BB: What civic or societal responsibilities do you believe poets in the world today should possess?

HDS: Building community at home and abroad. Being authentic and generous in the world with one another, neighbors and strangers. I think the days of poets as elitists in ivory towers should be over. I think the idea of poets as above others and privileged and milking their privilege for fame or immortality should be dismantled. We are all flawed, of course; no one is perfect and we all are learning and growing—or should be, so I hope poets will be real about who they are and strive for that kind of authenticity. I hope MFA programs, which I love, become more and more places of community and less and less places of unhealthy competition and unhealthy, even abusive, power dynamics. I believe we can strengthen one another’s work far better through caring for one another and positive critique—as in we all have muscles to build in our work, sure—let’s encourage one another to write stronger and harder but there are so many better ways of doing that than tearing each other down. I hate “negative” reviews and think they are worthless for making poetry better. This doesn’t mean we just praise one another all the time and we don’t care about craft. Poetry is a craft and we work hard to get better, and yes, it’s okay to differentiate between work that is mature and work that is not—but let’s also leave room for work that is maturing and leave room for possibility for our fellow writers.

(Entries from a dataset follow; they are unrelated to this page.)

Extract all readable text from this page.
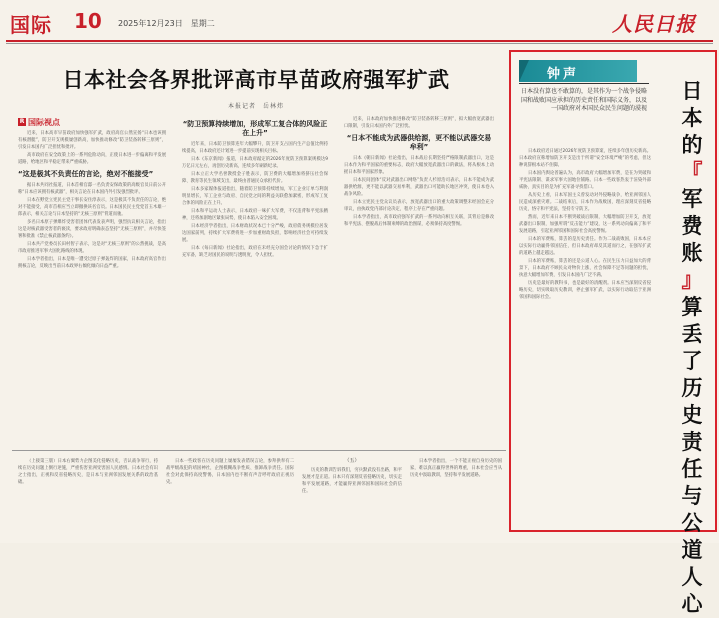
国际 10 2025年12月23日　星期二	人民日报
日本社会各界批评高市早苗政府强军扩武
本报记者　岳林炜
R 国际视点

近来，日本高市早苗政府加快强军扩武，政府高官公然宣扬“日本也该拥有核潜艇”，防卫开支规模屡创新高，加快推动修改“防卫装备转移三原则”，引发日本国内广泛担忧和批评。

高市政府在安全政策上的一系列危险动向，正使日本进一步偏离和平发展道路，给地区和平稳定带来严重威胁。

“这是极其不负责任的言论，绝对不能接受”

据日本共同社报道，日本首相官邸一名负责安保政策的高级官员日前公开称“日本应该拥有核武器”，相关言论在日本国内外引发强烈批评。

日本在野党立宪民主党干事长安住淳表示，这是极其不负责任的言论，绝对不能接受，高市首相应当立即撤换该名官员。日本国民民主党党首玉木雄一郎表示，相关言论与日本坚持的“无核三原则”背道而驰。

多名日本原子弹爆炸受害者团体代表发表声明，强烈抗议相关言论，指出这是对核武器受害者的亵渎，要求政府明确表态坚持“无核三原则”，并尽快签署和批准《禁止核武器条约》。

日本共产党委员长田村智子表示，这是对“无核三原则”的公然挑战，是高市政府推进军事大国化路线的体现。

日本学者指出，日本是唯一遭受过原子弹轰炸的国家，日本政府高官作出拥核言论，反映出当前日本政界右倾化倾向日益严重。

“防卫预算持续增加，形成军工复合体的风险正在上升”

近年来，日本防卫预算连年大幅攀升，防卫开支占国内生产总值比例持续提高，日本政府还计划进一步提前实现相关目标。

日本《东京新闻》报道，日本政府敲定的2026年度防卫预算案规模达9万亿日元左右，再创历史新高，连续多年刷新纪录。

日本立正大学名誉教授金子胜表示，防卫费的大幅增加将挤压社会保障、教育等民生领域支出，最终由普通民众承担代价。

日本多家媒体报道指出，随着防卫预算持续增加，军工企业订单与利润明显增长，军工企业与政府、自民党之间的利益关联愈加紧密，形成军工复合体的风险正在上升。

日本和平运动人士表示，日本政府一味扩大军费，不仅违背和平宪法精神，还将加剧地区紧张局势，使日本陷入安全困境。

日本经济学者指出，日本财政状况本已十分严峻，政府债务规模位居发达国家前列，持续扩大军费将进一步加重财政负担，影响经济社会可持续发展。

日本《每日新闻》社论指出，政府在未经充分国会讨论的情况下急于扩充军备，缺乏对国民的说明与透明度，令人担忧。

近来，日本政府加快推进修改“防卫装备转移三原则”，拟大幅放宽武器出口限制，引发日本国内外广泛担忧。

“日本不能成为武器供给源，更不能以武器交易牟利”

日本《朝日新闻》社论指出，日本战后长期坚持严格限制武器出口，这是日本作为和平国家的重要标志，政府大幅放宽武器出口的做法，将从根本上动摇日本和平国家形象。

日本民间团体“反对武器出口网络”负责人杉原浩司表示，日本不能成为武器供给源，更不能以武器交易牟利，武器出口可能助长地区冲突，使日本卷入战争风险。

日本立宪民主党众议员表示，放宽武器出口的重大政策调整未经国会充分审议，由执政党内部讨论决定，程序上存在严重问题。

日本学者指出，高市政府强军扩武的一系列动向相互关联，其背后是修改和平宪法、摆脱战后体制束缚的政治图谋，必须保持高度警惕。

（上接第三版）日本右翼势力企图美化侵略历史，否认战争罪行，持续在历史问题上倒行逆施，严重伤害亚洲受害国人民感情。日本社会有识之士指出，正视和反省侵略历史，是日本与亚洲邻国发展关系的政治基础。

日本一些政客在历史问题上屡屡发表错误言论，参拜供奉有二战甲级战犯的靖国神社，企图模糊战争性质、推卸战争责任。国际社会对此保持高度警惕，日本国内也不断有声音呼吁政府正视历史。

（五）

历史的教训告诉我们，穷兵黩武没有出路，和平发展才是正道。日本只有深刻反省侵略历史，切实走和平发展道路，才能赢得亚洲邻国和国际社会的信任。

日本学者指出，一个不能正视自身历史的国家，难以真正赢得世界的尊重，日本社会应当从历史中汲取教训，坚持和平发展道路。

钟声
日本没有算也不敢算的，是其作为一个战争侵略国和战败国应承担的历史责任和国际义务，以及一国政府对本国民众民生问题的漠视

日本政府近日通过2026年度防卫预算案，连续多年创历史新高。日本政府宣称增加防卫开支是出于所谓“安全环境严峻”的考虑，但这种说辞根本站不住脚。

日本国内舆论普遍认为，高市政府大幅增加军费，是在为突破和平宪法限制、谋求军事大国地位铺路。日本一些政客热衷于渲染外部威胁，真实目的是为扩充军备寻找借口。

从历史上看，日本军国主义曾发动对外侵略战争，给亚洲邻国人民造成深重灾难。二战结束后，日本作为战败国，理应深刻反省侵略历史，恪守和平宪法，坚持专守防卫。

然而，近年来日本不断突破战后限制，大幅增加防卫开支，放宽武器出口限制，加强所谓“反击能力”建设，这一系列动向偏离了和平发展道路，引起亚洲邻国和国际社会高度警惕。

日本的军费账，算丢的是历史责任。作为二战战败国，日本本应以实际行动赢得邻国信任，但日本政府却反其道而行之，在强军扩武的道路上越走越远。

日本的军费账，算丢的还是公道人心。在民生压力日益加大的背景下，日本政府不顾民众对物价上涨、社会保障不足等问题的担忧，执意大幅增加军费，引发日本国内广泛不满。

历史是最好的教科书，也是最好的清醒剂。日本应当深刻反省侵略历史，切实吸取历史教训，停止强军扩武，以实际行动取信于亚洲邻国和国际社会。

日
本
的
『
军
费
账
』
算
丢
了
历
史
责
任
与
公
道
人
心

I still believe American poets are too insulated from the rest of the world. This is a problem for Americans in general but for poets as well. Many countries do not have access to the networks we have, and we are leaving people behind, silencing a lot of incredible work, just because they can’t access our American networks or communities of writers. I would like to see us do a better job of being trans-national. Often poets in Ukraine, Estonia, Bosnia, or many, many other countries, perhaps in Iraq, Syria, name anywhere in the world, and so many great poets are disconnected simply because they are ignored when they do try to reach out. There is still the frenzy of popularity and celebrity and coolness within the American lit community, where certain names become cool—and, of course, their work is deserving of praise, but word spreads and they tend to dominate. It’s funny, in Western Europe and in many countries with a rich literary tradition, elitism comes in the form of a certain male-dominated intellectualism. In America there is elitism in American Coolness. You see it all the way back in the Beats; it’s the NY School; it’s just so much a part of our culture. It’s like no matter how marginalized or anti-elitist a movement starts out, it can still become exclusionary, which I think we should constantly be working to undo.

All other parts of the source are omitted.